During the month of May, participants of EADA’s International Master in Finance had the option to attend the course Python/Tableau taught by visiting professor Luke Smalley. The course was one of 12 electives in three areas (corporate finance, investment banking and FinTech) offered during the strategic specialisations in the third trimester of the Finance programme.
Professor Smalley joins us from Lisbon, Portugal, where he is Senior Data Analyst at Uber. He holds a master’s degree in International Political Economy from the University of York and has held senior commercial positions in tech companies ‐ including as a director of a software development company ‐ before joining Uber. He currently teaches data analytics at Ironhack, an international tech school. In this interview, he shares his ideas about how business analytics software is changing the world and how he integrates his extensive experience into his classes at EADA.

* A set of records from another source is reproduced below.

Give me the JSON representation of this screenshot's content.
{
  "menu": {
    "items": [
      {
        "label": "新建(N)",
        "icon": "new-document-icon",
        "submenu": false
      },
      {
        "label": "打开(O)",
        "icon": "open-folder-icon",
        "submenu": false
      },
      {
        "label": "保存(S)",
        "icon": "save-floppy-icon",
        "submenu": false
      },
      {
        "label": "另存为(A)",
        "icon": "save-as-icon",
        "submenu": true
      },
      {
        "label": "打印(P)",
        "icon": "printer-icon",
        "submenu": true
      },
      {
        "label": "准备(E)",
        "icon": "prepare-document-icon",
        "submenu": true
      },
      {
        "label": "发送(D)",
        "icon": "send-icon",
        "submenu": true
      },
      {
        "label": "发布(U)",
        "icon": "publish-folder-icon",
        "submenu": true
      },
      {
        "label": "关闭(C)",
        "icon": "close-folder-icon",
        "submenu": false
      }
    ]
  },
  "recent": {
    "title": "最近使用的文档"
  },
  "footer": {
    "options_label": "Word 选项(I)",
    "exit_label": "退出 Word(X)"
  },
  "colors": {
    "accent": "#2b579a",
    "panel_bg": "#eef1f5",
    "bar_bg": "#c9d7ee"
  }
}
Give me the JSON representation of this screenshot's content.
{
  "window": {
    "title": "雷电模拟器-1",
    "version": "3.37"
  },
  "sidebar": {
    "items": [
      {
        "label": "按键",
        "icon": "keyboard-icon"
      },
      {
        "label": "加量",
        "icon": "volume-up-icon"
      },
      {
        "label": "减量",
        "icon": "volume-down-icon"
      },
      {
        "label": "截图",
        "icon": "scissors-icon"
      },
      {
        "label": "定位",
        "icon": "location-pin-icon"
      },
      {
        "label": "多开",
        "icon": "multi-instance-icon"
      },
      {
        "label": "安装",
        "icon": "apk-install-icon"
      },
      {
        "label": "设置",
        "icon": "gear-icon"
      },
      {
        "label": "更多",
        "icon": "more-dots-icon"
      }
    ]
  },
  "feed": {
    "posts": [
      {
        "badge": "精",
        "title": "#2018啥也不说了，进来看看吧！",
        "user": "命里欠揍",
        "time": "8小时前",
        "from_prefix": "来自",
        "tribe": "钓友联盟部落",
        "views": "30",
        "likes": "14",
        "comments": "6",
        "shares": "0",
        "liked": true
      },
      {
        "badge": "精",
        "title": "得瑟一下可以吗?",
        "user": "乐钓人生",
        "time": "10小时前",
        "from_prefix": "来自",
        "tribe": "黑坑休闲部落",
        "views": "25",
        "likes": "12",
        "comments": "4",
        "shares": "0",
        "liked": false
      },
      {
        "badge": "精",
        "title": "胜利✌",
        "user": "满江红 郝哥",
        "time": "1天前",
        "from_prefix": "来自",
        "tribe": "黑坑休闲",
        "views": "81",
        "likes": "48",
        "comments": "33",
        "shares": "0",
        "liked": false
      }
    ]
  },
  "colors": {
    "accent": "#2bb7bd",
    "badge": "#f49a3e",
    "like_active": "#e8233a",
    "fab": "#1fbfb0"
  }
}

How did you get into business analytics?
I spent the first part of my career working in commercial roles at tech companies. In doing so, I saw how strong analytical processes could impact business success – but that those processes were often done poorly. I saw an opportunity and decided to specialise as an analyst. I taught myself how to code and the rest – as they say – is history.
Why is software such as Python and Tableau so revolutionary?

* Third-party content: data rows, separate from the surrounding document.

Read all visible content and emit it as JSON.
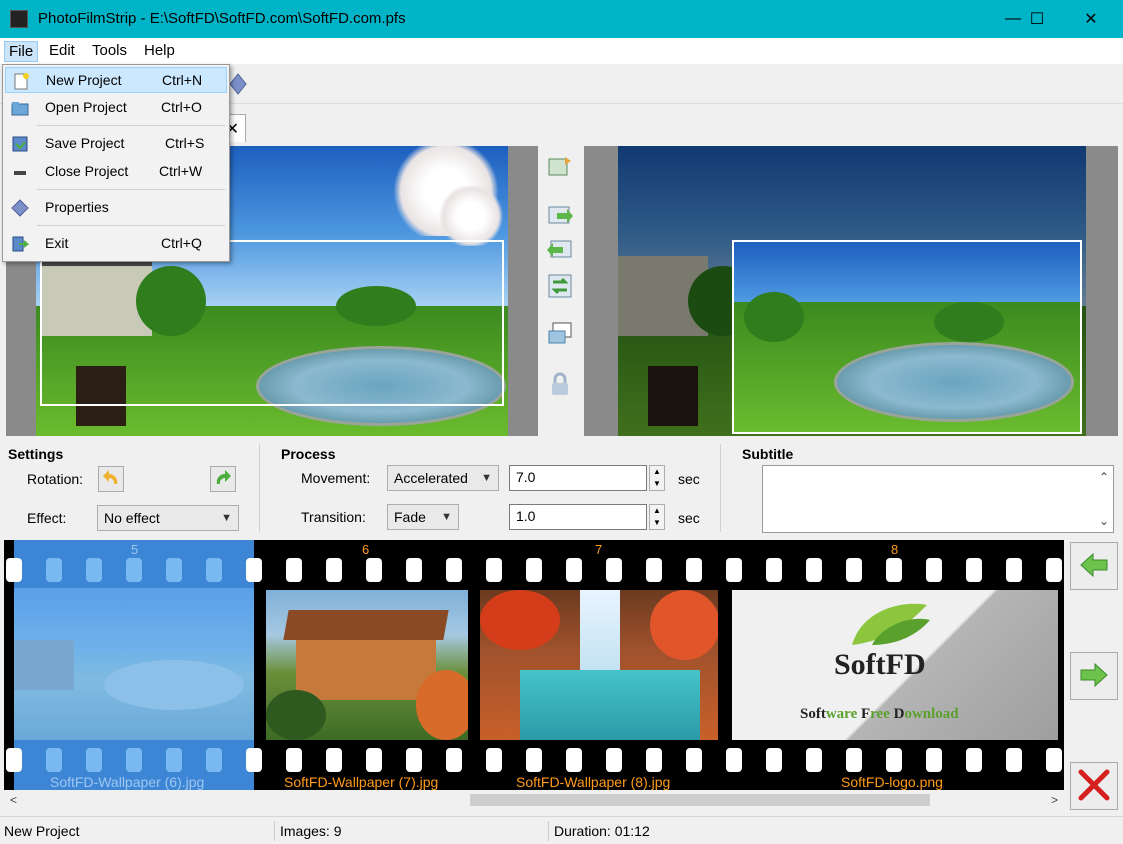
{
  "window": {
    "title": "PhotoFilmStrip - E:\\SoftFD\\SoftFD.com\\SoftFD.com.pfs",
    "minimize": "—",
    "maximize": "☐",
    "close": "✕",
    "accent_color": "#00b4c8"
  },
  "menubar": {
    "items": [
      "File",
      "Edit",
      "Tools",
      "Help"
    ]
  },
  "file_menu": {
    "items": [
      {
        "label": "New Project",
        "shortcut": "Ctrl+N",
        "icon": "new-project-icon"
      },
      {
        "label": "Open Project",
        "shortcut": "Ctrl+O",
        "icon": "open-folder-icon"
      },
      {
        "label": "Save Project",
        "shortcut": "Ctrl+S",
        "icon": "save-icon"
      },
      {
        "label": "Close Project",
        "shortcut": "Ctrl+W",
        "icon": "close-project-icon"
      },
      {
        "label": "Properties",
        "shortcut": "",
        "icon": "properties-icon"
      },
      {
        "label": "Exit",
        "shortcut": "Ctrl+Q",
        "icon": "exit-icon"
      }
    ]
  },
  "settings": {
    "heading": "Settings",
    "rotation_label": "Rotation:",
    "effect_label": "Effect:",
    "effect_value": "No effect"
  },
  "process": {
    "heading": "Process",
    "movement_label": "Movement:",
    "movement_value": "Accelerated",
    "movement_duration": "7.0",
    "transition_label": "Transition:",
    "transition_value": "Fade",
    "transition_duration": "1.0",
    "unit": "sec"
  },
  "subtitle": {
    "heading": "Subtitle",
    "value": ""
  },
  "filmstrip": {
    "frames": [
      {
        "number": "5",
        "name": "SoftFD-Wallpaper (6).jpg",
        "selected": true
      },
      {
        "number": "6",
        "name": "SoftFD-Wallpaper (7).jpg",
        "selected": false
      },
      {
        "number": "7",
        "name": "SoftFD-Wallpaper (8).jpg",
        "selected": false
      },
      {
        "number": "8",
        "name": "SoftFD-logo.png",
        "selected": false
      }
    ],
    "logo": {
      "brand": "SoftFD",
      "tagline_soft": "Soft",
      "tagline_ware": "ware ",
      "tagline_f": "F",
      "tagline_ree": "ree ",
      "tagline_d": "D",
      "tagline_ownload": "ownload"
    }
  },
  "statusbar": {
    "project": "New Project",
    "images": "Images: 9",
    "duration": "Duration: 01:12"
  }
}
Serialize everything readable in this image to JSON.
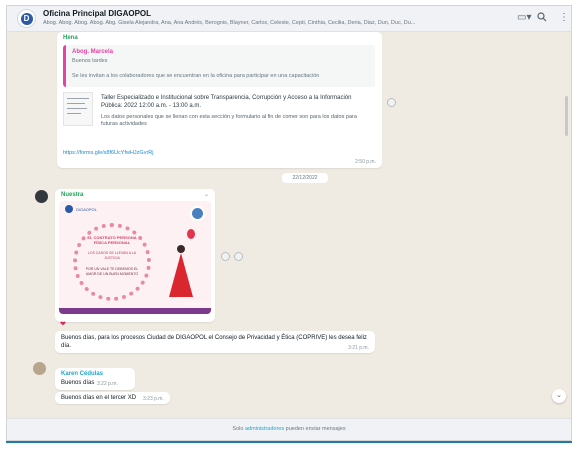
{
  "header": {
    "group_name": "Oficina Principal DIGAOPOL",
    "members": "Abog. Abog. Abog. Abog. Abg. Gisela Alejandra, Ana, Ana Andrés, Berognis, Blayner, Carlos, Celeste, Cepti, Cinthia, Cecilia, Deria, Diaz, Dun, Duc, Du...",
    "icons": [
      "video-icon",
      "search-icon",
      "menu-icon"
    ]
  },
  "messages": {
    "first": {
      "sender": "Hena",
      "quote_author": "Abog. Marcela",
      "quote_line1": "Buenos tardes",
      "quote_line2": "Se les invitan a los colaboradores que se encuentran en la oficina para participar en una capacitación",
      "preview_title": "Taller Especializado e Institucional sobre Transparencia, Corrupción y Acceso a la Información Pública: 2022 12:00 a.m. - 13:00 a.m.",
      "preview_desc": "Los datos personales que se llenan con esta sección y formulario al fin de comer son para los datos para futuras actividades",
      "link": "https://forms.gle/x8f6UcYfwHJzGvrRj",
      "time": "2:50 p.m."
    },
    "date_chip": "22/12/2022",
    "image": {
      "sender": "Nuestra",
      "poster_logo": "DIGAOPOL",
      "poster_title": "EL CONTRATO PERSONA FÍSICA PERSONAL",
      "poster_sub": "LOS CASOS SE LLEVAN A LA JUSTICIA",
      "poster_note": "POR UN VALE TE DEBEMOS EL AMOR DE UN BUEN MOMENTO",
      "time": "3:20 p.m.",
      "reaction": "❤"
    },
    "third": {
      "text": "Buenos días, para los procesos Ciudad de DIGAOPOL el Consejo de Privacidad y Ética (COPRIVE) les desea feliz día.",
      "time": "3:21 p.m."
    },
    "fourth": {
      "sender": "Karen Cédulas",
      "text": "Buenos días",
      "time": "3:22 p.m."
    },
    "fifth": {
      "text": "Buenos días en el tercer XD",
      "time": "3:23 p.m."
    }
  },
  "footer": {
    "prefix": "Solo ",
    "admins": "administradores",
    "suffix": " pueden enviar mensajes"
  },
  "scroll_down_icon": "chevron-down-icon"
}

For the last decade, company execs have been told that investing in ‘Big Data’ was going to give them the competitive advantage. So they’ve spent the last 10 years investing in big data infrastructure, collecting data from every possible source. But now many companies are sitting on hoards of data, with no idea what to do with it, or how to extract any value from it. Tools like Python and Tableau enable companies to start extracting value from that data.

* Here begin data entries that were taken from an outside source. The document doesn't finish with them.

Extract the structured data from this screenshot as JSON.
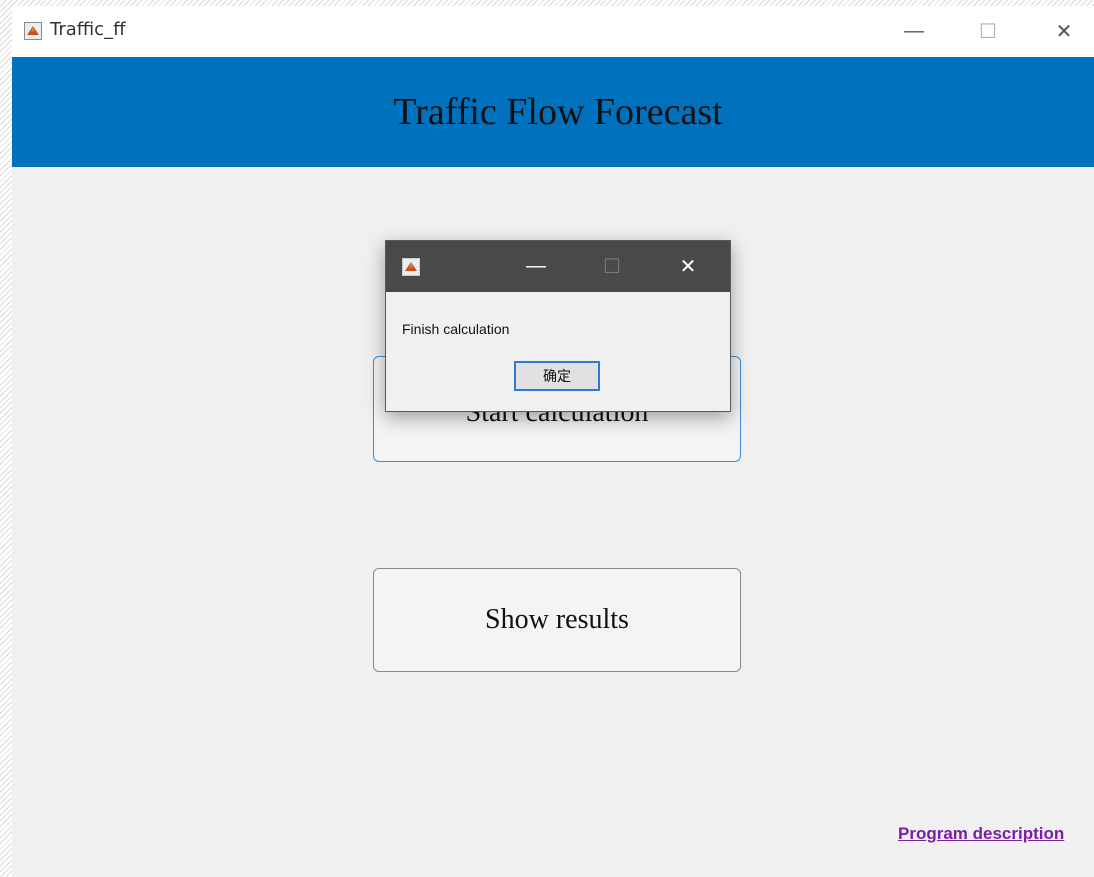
{
  "window": {
    "title": "Traffic_ff",
    "controls": {
      "minimize": "—",
      "maximize": "☐",
      "close": "✕"
    }
  },
  "header": {
    "title": "Traffic Flow Forecast"
  },
  "main": {
    "start_button_label": "Start calculation",
    "show_results_label": "Show results",
    "program_description_link": "Program description"
  },
  "dialog": {
    "title": "",
    "message": "Finish calculation",
    "ok_label": "确定",
    "controls": {
      "minimize": "—",
      "maximize": "☐",
      "close": "✕"
    }
  },
  "colors": {
    "header_band": "#0072bd",
    "dialog_titlebar": "#4a4949",
    "link": "#7b1fa2",
    "focus_border": "#2f7ad0"
  }
}
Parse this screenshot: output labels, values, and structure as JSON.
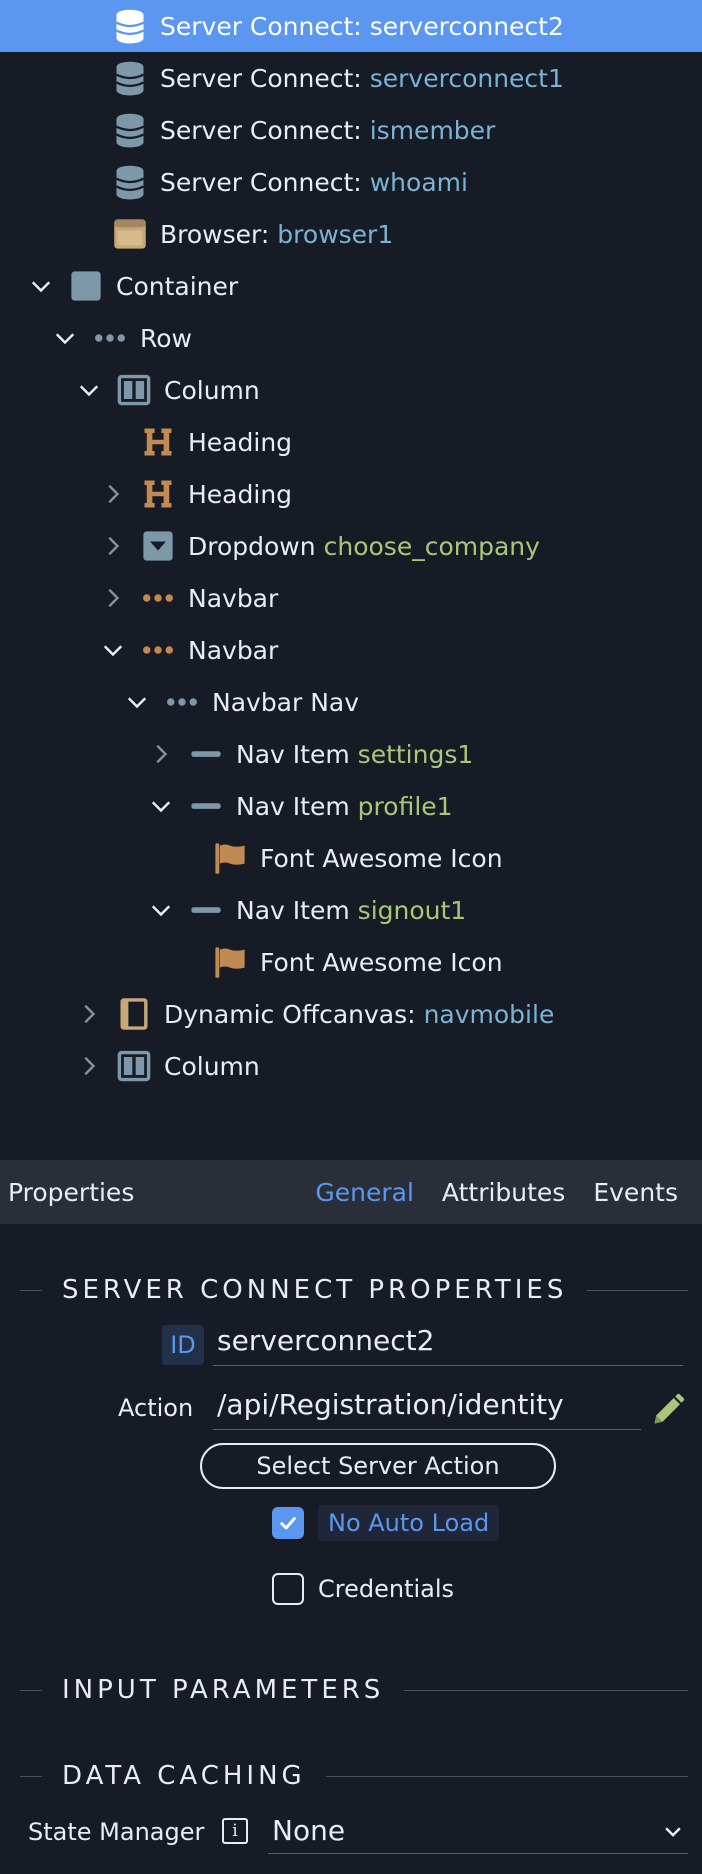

Over the next few years, I believe that we’ll see more data science functions and processes considered as the responsibility of the data analytics department, particularly in the realm of predictive analytics.
Why is it important for finance professionals to have an understanding of these tools?
Python is widespread across the finance industry, particularly in hedge funds and investment banking. It’s a fast and simple programming language, and contains several libraries that are ideal for working with financial data. Python can be used to automate so many tasks that the productivity gains alone should be enough to motivate financial professionals to learn the language.
What is the most rewarding aspect of using tools such as these? And the most challenging?
The most rewarding aspect is seeing the tools that you build have a demonstrable impact on business. The most challenging aspect is that often the data analytics team is a bridge between technical and non-technical departments, and learning to communicate to these two different audiences can be difficult.
How do you bring your experience into the classroom?
I learned to code in Python late into my career, so I know what it’s like for someone from a non-technical background to start learning a programming language for the first time. I believe the best way to learn to code is by coding yourself, rather than watching someone else code, so the focus of the lessons is on practice rather than lectures.
The most rewarding part of teaching is seeing people learn how to do things that they didn’t think they could do. I recommend students find an area of fintech that piques their interest and work on it every day.
What do you know now that you wish somebody had told you when you started your career?
Learning to code is easier than you think and the benefits are greater than you think.